Assistive technologies exist to enable people with permanent or temporary disabilities to use the computer. This includes a wide variety of techniques and equipment: voice interfaces, magnifiers, screen readers, closed captioning, keyboard enhancements, and so on. In many countries, including the United States, Australia, Canada, and the European Union, there are laws requiring that programs function smoothly with assistive technologies. For more information, see Oracle's Accessibility Program.
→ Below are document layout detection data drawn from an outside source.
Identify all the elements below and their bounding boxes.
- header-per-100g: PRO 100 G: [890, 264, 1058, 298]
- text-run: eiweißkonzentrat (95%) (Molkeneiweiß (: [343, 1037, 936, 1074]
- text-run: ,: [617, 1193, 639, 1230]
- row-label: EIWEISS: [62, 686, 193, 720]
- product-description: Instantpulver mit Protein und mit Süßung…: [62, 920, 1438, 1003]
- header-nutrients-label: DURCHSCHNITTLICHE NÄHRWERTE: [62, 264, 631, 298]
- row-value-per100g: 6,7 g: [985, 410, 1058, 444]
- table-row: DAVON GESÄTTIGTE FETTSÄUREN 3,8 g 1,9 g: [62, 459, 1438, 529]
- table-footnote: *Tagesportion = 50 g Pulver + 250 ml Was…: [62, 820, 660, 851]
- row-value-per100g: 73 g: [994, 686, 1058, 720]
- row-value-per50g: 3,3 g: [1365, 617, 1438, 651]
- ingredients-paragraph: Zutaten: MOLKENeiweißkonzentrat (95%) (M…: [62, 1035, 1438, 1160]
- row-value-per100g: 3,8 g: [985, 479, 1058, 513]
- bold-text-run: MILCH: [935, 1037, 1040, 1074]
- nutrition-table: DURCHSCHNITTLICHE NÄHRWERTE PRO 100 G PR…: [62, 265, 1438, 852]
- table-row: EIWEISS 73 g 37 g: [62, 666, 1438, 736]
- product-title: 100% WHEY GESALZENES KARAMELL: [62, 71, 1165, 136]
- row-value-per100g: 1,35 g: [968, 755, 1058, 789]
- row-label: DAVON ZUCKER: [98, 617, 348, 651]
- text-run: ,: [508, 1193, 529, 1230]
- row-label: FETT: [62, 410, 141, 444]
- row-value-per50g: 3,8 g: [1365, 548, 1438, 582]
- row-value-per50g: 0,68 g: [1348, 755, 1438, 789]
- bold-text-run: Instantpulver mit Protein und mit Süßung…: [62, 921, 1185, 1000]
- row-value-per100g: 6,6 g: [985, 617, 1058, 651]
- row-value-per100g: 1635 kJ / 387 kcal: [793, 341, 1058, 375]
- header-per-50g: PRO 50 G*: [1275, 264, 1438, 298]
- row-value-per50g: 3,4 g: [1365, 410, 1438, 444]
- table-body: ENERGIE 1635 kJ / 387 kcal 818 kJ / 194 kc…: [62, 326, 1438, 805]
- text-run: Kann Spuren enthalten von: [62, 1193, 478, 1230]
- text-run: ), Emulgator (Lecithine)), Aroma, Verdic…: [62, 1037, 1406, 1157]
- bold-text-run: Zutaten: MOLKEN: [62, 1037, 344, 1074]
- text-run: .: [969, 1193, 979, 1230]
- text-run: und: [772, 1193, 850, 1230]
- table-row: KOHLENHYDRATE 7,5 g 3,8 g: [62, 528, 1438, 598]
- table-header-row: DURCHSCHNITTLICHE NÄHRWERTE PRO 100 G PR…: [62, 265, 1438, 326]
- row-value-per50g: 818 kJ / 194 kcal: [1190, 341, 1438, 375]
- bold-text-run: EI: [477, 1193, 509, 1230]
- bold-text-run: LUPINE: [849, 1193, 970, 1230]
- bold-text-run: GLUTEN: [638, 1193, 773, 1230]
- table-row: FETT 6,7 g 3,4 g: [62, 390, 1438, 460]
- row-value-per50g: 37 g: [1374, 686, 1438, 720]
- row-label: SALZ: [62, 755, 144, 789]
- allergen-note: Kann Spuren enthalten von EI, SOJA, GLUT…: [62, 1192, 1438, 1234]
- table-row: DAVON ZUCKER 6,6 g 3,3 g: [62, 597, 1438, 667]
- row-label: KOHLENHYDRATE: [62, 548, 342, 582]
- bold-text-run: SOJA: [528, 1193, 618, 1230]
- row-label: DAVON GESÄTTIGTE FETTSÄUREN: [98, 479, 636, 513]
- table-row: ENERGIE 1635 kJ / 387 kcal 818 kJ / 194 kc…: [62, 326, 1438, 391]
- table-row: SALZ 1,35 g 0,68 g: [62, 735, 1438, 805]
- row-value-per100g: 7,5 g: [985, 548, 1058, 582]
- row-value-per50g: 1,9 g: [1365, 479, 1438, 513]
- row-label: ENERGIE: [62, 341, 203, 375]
A certain level of accessibility is built-in to all Swing components, but full accessibility can be achieved by following some simple rules. For example, assign tool tips, keyboard alternatives, and textual descriptions for images, wherever possible.

The PasswordStore demo follows the rules set out for accessibility. In the following figure, you can see an example of tool tip text.

The PasswordStore demo showing a tooltip.

PasswordStore With a Tooltip

Other Resources

The section How to Support Assistive Technologies shows you how to create Swing applications that function smoothly with assistive technologies. It also lists examples that have good support for assistive technologies.

Java Access Bridge makes it possible for Windows-based assistive technologies to interact with the Java Accessibility API (which is defined in the javax.accessibility package). It exposes the Java Accessibility API in a Microsoft Windows DLL, enabling Java applications and applets that implement the Java Accessibility API to be visible to assistive technologies on Microsoft Windows systems.

The Java Accessibility Utilities are a set of utility classes that help assistive technologies provide access to GUI toolkits that implement the Java Accessibility API.